Happy to be upset
There are two ways of looking at an upset. You can take a mischievous joy in it: revelling in the way the traditional order is set on its head and mere anarchy is loosed upon the world. Or you can find it profoundly distressing: as if the safe world you live in had lost its senses.
There was a sigh of relief as Ireland beat West Indies in the World Cup last week - as if we had a proper World Cup on our hands at last. As a result, there was right and proper trepidation as the perfectly dreadful England team prepared to face Scotland, though England were efficient enough when it came to the put-to. Sri Lanka flirted with an upset against Afghanistan - at one point they were 51 for 4 - but got away with it.
As the competition advances we will get more upsets: to be greeted with horror, with mischievous delight, with there-but-for-the-grace-of-God admiration, and with all the schadenfreude that sport makes possible.
Perhaps the pleasure of the upset lies in self-identification. I was at Lord's as a paying punter for the final of the World Cup in 1983 and went prepared to cheer - admittedly without much hope - for the underdog. India faced West Indies, who had won the first two World Cups and were the hottest of favourites to add a third that day.
I was cheering for India because we are all of us underdogs, even the most privileged: all of us facing a vast and complex world on our own. The odds have been stacked against us all: we are all struggling to overcome the disadvantages life heaps on us. A blow against the established order feels almost like a personal favour.
As the competition advances we will get more upsets: to be greeted with horror, with mischievous delight and with all the schadenfreude that sport makes possible
Every small triumph in our own lives feels like a freakish bit of luck, something we've done little to deserve. It's as if the capricious gods of fate were in a good mood for once: not because you earned it but because you just happened to be in the right place at the right time.
I remember the insane way that 1983 game shifted. Certainly if India had batted better they'd have lost. West Indies treated their total of 183 with contempt, and in doing so they fell apart to some nagging but hardly devastating bowling. "Not a winning total," the Indian captain Kapil Dev had told the team before they went out to defend it. "A fighting total."
Upsets are part of sport, but some sporting formats are more upset-prone than others. A Test match will normally sort out the stronger from the weaker team without room for argument; a Test series almost always does. Over sufficient time, superiority becomes unavoidable.
Thus T20 matches bring more upsets than ODIs, and ODIs bring more upsets than Test matches. Over time superior resources make themselves felt while bad luck and dodgy decisions even themselves out.

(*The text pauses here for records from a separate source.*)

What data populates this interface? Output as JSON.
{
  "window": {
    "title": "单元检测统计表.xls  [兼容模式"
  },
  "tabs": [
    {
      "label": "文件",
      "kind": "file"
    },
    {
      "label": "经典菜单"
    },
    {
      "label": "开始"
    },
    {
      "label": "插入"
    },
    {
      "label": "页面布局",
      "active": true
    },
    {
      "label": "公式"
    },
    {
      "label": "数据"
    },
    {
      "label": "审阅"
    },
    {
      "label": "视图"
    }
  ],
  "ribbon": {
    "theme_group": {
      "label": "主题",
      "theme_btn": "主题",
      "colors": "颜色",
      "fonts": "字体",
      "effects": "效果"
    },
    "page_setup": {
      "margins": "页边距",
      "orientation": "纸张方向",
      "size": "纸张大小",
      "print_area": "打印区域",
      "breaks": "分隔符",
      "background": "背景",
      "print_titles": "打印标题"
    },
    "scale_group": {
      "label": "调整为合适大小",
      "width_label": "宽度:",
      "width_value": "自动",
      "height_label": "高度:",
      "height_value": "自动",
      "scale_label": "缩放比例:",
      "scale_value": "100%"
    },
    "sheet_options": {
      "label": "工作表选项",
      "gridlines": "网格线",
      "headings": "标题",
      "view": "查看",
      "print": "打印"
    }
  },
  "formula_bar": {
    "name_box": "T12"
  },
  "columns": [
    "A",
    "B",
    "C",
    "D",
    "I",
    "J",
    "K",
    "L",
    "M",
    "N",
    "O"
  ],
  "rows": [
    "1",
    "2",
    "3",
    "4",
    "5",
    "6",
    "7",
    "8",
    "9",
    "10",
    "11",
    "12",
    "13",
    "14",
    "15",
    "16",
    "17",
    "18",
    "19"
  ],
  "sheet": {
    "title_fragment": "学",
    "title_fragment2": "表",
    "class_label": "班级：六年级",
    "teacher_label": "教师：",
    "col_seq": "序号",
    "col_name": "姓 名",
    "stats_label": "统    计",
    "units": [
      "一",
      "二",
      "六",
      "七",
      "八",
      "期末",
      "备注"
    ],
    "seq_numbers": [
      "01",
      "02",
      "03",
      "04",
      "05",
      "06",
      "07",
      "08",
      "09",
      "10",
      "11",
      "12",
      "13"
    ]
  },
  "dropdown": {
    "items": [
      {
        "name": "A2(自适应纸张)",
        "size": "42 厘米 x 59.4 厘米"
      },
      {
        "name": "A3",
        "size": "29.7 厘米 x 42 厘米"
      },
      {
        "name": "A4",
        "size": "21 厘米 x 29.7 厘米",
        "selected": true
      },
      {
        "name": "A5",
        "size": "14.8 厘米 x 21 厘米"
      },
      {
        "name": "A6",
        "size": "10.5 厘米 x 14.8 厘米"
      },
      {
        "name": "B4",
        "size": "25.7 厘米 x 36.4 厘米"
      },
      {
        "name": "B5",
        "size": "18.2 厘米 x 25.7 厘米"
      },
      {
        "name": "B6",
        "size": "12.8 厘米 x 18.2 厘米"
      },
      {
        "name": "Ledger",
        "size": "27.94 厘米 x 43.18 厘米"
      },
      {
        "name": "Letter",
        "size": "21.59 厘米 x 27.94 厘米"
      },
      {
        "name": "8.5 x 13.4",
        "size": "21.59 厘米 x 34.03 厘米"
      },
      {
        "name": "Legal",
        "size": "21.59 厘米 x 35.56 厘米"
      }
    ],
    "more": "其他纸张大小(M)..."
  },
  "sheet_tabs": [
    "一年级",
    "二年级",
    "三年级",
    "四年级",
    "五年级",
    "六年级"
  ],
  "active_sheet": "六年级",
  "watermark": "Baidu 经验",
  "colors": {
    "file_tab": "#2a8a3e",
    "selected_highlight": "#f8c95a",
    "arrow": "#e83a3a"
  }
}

Some sports bring more upsets than others. American sports tend to resist the upset. Perhaps that's why Americans chose them. Certainly America tends not to greet underdog victories with the same relish as the rest of us - though they still rejoice in the 1980 Winter Olympic Games, when the USA ice hockey team, made up of college players, beat the full-time pros of the USSR in an event recalled as the "miracle on ice".
But American football and basketball tend to follow form more often than not. Baseball can be more uncertain, and that's no doubt why they play the World Series over seven games, ensuring that the better team, not the luckier team, will win.
Football - as in soccer - is the great upset game. In any one match, any team can beat any other team. That's because the value of the currency in football is uniquely high. A goal is comparatively rare thing in football, compared to a run or even a wicket in cricket.
Over a full season, the best team tends to become champion: but football has always had a special fancy for knockout competitions.
The FA Cup competition is custom-built to maximise the possibility of the upset. One event, one moment of inspiration, one blunder, one referee's decision can change everything - which explains why football managers are always whinging about referees. You get upsets every week in football (last Saturday, Burnley got a draw at Chelsea, while Swansea beat Manchester United) but the league table at the end of the season will reveal the strongest team.
In all sports, every match, every race, can end in upset. In the 1967 Grand National, a 100-to-1 shot called Foinavon was hammering along manfully miles behind the leaders when they all fell. Foinavon picked his way through the wreckage to score one of the greatest upset victories in the history of sport.
James Joyce's great novel Ulysses is packed with references to the Ascot Gold Cup of 1904, won by the dark horse Throwaway; and the whole book is about the triumph of the underdog, the dark horse who emerges triumphant in a difficult and troubled world. In other words, the underdog is the one of the great archetypes of human life.
So at this World Cup there will continue to be upsets. I was in Nairobi when Kenya beat Sri Lanka in 2003, which was something of a collector's item, but I missed the series of upsets that took Sri Lanka to the 1996 World Cup final against Australia, when Australia managed to nullify Sri Lanka's not-so-secret weapon, Sanath Jayasuriya, and still lost.
The endless and clumsy format of the current tournament does all it can to prevent the lesser teams from reaching the knockout stages. After all, it's a bit much to ask Ireland to be lucky six times over, or even three. But such things can happen, as Kenya will tell you: in 2003 they reached the semi-finals, riding a series of freakish events to get there.
Who's next?
That's the cry as the World Cup begins to rock and roll. In a tournament that is over-long and with far too many matches, the eternal possibility of the upset adds all the spice.